Je trouve grand plaisir à envisager une garcelette de quinze ans sans
l’approcher jamais. Et je puis trouver de l’agrément et éprouver de l’affection
pour une dame que bien des gentilshommes dédaigneraient, parce qu’elle a passé,
selon eux, l’âge de plaire. Je me ramentois avoir éprouvé à Bruxelles des
sentiments de tendresse pour l’infante Claire-Isabelle Eugénie et avoir versé
des larmes amères quand la généreuse princesse mourut.
    Pour en revenir à Madame de Guéméné, son mari commandait un
régiment royal pendant la campagne d’Italie. C’est là que je rencontrai pour la
première fois, et le trouvant fort honnête homme, je devins son ami. Ce fut une
amitié bien courte, car à la prise de Suse, alors même que les Savoyards en
leur désordonnée déroute tiraient si peu et si mal, la méchantise du hasard fit
qu’une de ces balles frappa le prince de Guéméné en plein cœur.
    J’en fus excessivement affligé, et ne voulant pas que la
veuve apprit une nouvelle tant affreuse par ce qu’on appelait « le
courrier des veuves », je lui écrivis une longuissime lettre, qui en sa
détresse la toucha fort, et fit qu’elle me répondit à son tour par une missive
des plus touchantes. Je me souviens que, lorsque je reçus cette lettre, je ne
laissais pas de la lire avec admiration, tant il m’apparut qu’il n’y a que les
femmes pour sentir bien l’amour, peut-être parce que pour elles c’est toute
leur vie, alors que pour l’homme c’est une chose à part.

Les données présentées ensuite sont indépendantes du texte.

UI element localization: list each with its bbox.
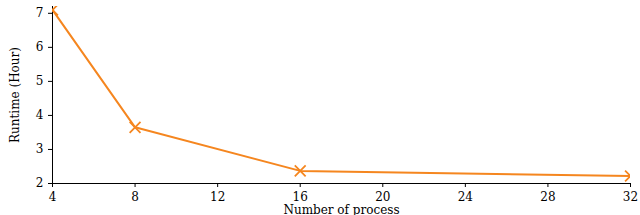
svg-text:32: 32	[623, 190, 638, 204]
svg-text:4: 4	[49, 190, 57, 204]
svg-text:8: 8	[131, 190, 139, 204]
svg-text:20: 20	[375, 190, 391, 204]
svg-text:3: 3	[36, 142, 44, 156]
svg-text:Number of process: Number of process	[283, 203, 399, 215]
svg-text:7: 7	[36, 6, 44, 20]
svg-text:Runtime (Hour): Runtime (Hour)	[8, 47, 22, 143]
svg-text:16: 16	[292, 190, 308, 204]
svg-text:6: 6	[36, 40, 44, 54]
svg-text:12: 12	[210, 190, 225, 204]
svg-text:4: 4	[36, 108, 44, 122]
svg-text:28: 28	[540, 190, 555, 204]
svg-text:2: 2	[36, 176, 44, 190]
svg-text:5: 5	[36, 74, 44, 88]
svg-text:24: 24	[458, 190, 474, 204]
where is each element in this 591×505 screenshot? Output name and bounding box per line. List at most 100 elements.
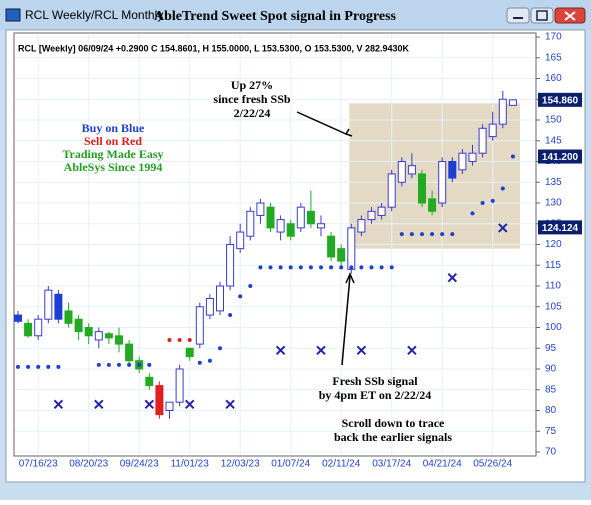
stop-dots bbox=[339, 265, 344, 270]
stop-dots bbox=[369, 265, 374, 270]
annotation: since fresh SSb bbox=[213, 92, 290, 106]
arrow-signal bbox=[341, 275, 351, 366]
x-tick-label: 01/07/24 bbox=[271, 459, 310, 470]
minimize-button[interactable] bbox=[506, 7, 530, 24]
maximize-icon bbox=[536, 10, 548, 21]
legend-text: AbleSys Since 1994 bbox=[64, 160, 163, 174]
stop-dots bbox=[147, 362, 152, 367]
x-mark bbox=[356, 345, 367, 356]
x-mark bbox=[447, 272, 458, 283]
candle-body bbox=[508, 99, 517, 106]
price-label-box bbox=[538, 92, 582, 107]
legend-text: Sell on Red bbox=[84, 134, 142, 148]
candle-body bbox=[74, 318, 83, 333]
y-tick-label: 145 bbox=[545, 135, 562, 146]
y-tick-label: 110 bbox=[545, 281, 561, 292]
stop-dots bbox=[258, 265, 263, 270]
stop-dots bbox=[500, 186, 505, 191]
annotation: Scroll down to trace bbox=[342, 416, 445, 430]
x-mark bbox=[275, 345, 286, 356]
y-tick-label: 165 bbox=[545, 52, 562, 63]
y-tick-label: 105 bbox=[545, 301, 562, 312]
x-mark bbox=[53, 399, 64, 409]
candle-body bbox=[458, 152, 467, 171]
stop-dots bbox=[56, 364, 61, 369]
candle-body bbox=[104, 333, 113, 339]
candle-body bbox=[286, 223, 295, 237]
x-mark bbox=[225, 399, 235, 409]
stop-dots bbox=[26, 364, 31, 369]
candle-body bbox=[175, 368, 184, 403]
stop-dots bbox=[420, 232, 424, 237]
annotation: back the earlier signals bbox=[334, 430, 452, 444]
stop-dots bbox=[430, 232, 435, 237]
x-tick-label: 07/16/23 bbox=[19, 459, 58, 470]
annotation: Fresh SSb signal bbox=[332, 374, 418, 388]
candle-body bbox=[327, 235, 336, 258]
x-mark bbox=[94, 399, 104, 409]
candle-body bbox=[266, 206, 275, 229]
stop-dots bbox=[238, 294, 243, 299]
price-label: 154.860 bbox=[542, 95, 579, 106]
stop-dots bbox=[268, 265, 273, 270]
stop-dots bbox=[96, 362, 101, 367]
red-dots bbox=[167, 337, 172, 342]
candle-body bbox=[14, 314, 22, 322]
stop-dots bbox=[379, 265, 384, 270]
candle-body bbox=[185, 347, 194, 358]
candle-body bbox=[428, 198, 437, 212]
stop-dots bbox=[470, 211, 475, 216]
stop-dots bbox=[349, 265, 354, 270]
candle-body bbox=[438, 161, 447, 204]
arrow-signal-head bbox=[345, 272, 355, 284]
candle-body bbox=[387, 173, 396, 208]
plot: 7075808590951001051101151201251301351401… bbox=[14, 32, 582, 470]
close-icon bbox=[564, 11, 576, 21]
candle-body bbox=[24, 322, 33, 337]
candle-body bbox=[397, 161, 406, 183]
stop-dots bbox=[440, 232, 445, 237]
y-tick-label: 160 bbox=[545, 73, 562, 84]
stop-dots bbox=[359, 265, 364, 270]
annotation: 2/22/24 bbox=[234, 106, 271, 120]
stop-dots bbox=[399, 232, 404, 237]
stop-dots bbox=[298, 265, 303, 270]
stop-dots bbox=[409, 232, 414, 237]
candle-body bbox=[165, 401, 174, 412]
candle-body bbox=[54, 293, 63, 320]
red-dots bbox=[187, 337, 192, 342]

    Quand à mon retour de Bruxelles j’allai visiter sur les onze
heures du matin Madame de Guéméné dans son appartement du Louvre, elle avait
terminé, entourée de ses chambrières, le testonnement de ses cheveux et le
pimplochement de son visage, et siégeait sur une chaire à bras en tous ses
atours. Cependant, m’asseyant à son invitation sur un tabouret en face d’elle,
je m’aperçus qu’elle n’avait ni bas, ni escarpins, une curatrice aux pieds, à
genoux devant elle, lui coupant les ongles, ce qui provoquait chez notre belle
patiente des soupirs, des petits cris et des petites mines souffrantes dont
aucune, toutefois, ne l’enlaidissait. Je fus charmé d’être admis en cette
intimité féminine, petits cris et soupirs inclus.
    Madame de Guéméné, très attentive aux efforts de la
curatrice aux pieds, ne regardait qu’elle. Quant à moi, mon regard ne laissait
pas de s’égarer quand et quand sur la légère robe du matin dont Madame de
Guéméné était revêtue et d’autant qu’elle était décolletée, je ne dirais pas
généreusement, mais en tout cas sans aucune pingrerie.
    La curatrice aux pieds, ayant terminé son ouvrage, se retira
enfin avec de grandes révérences à Madame de Guéméné, et non sans me jeter au
passage un regard rapide et apparemment discret. Demeuré seul avec Madame de
Guéméné, je ne laissai pas de lui faire de prime de grands compliments sur la
joliesse et la petitesse de ses pieds.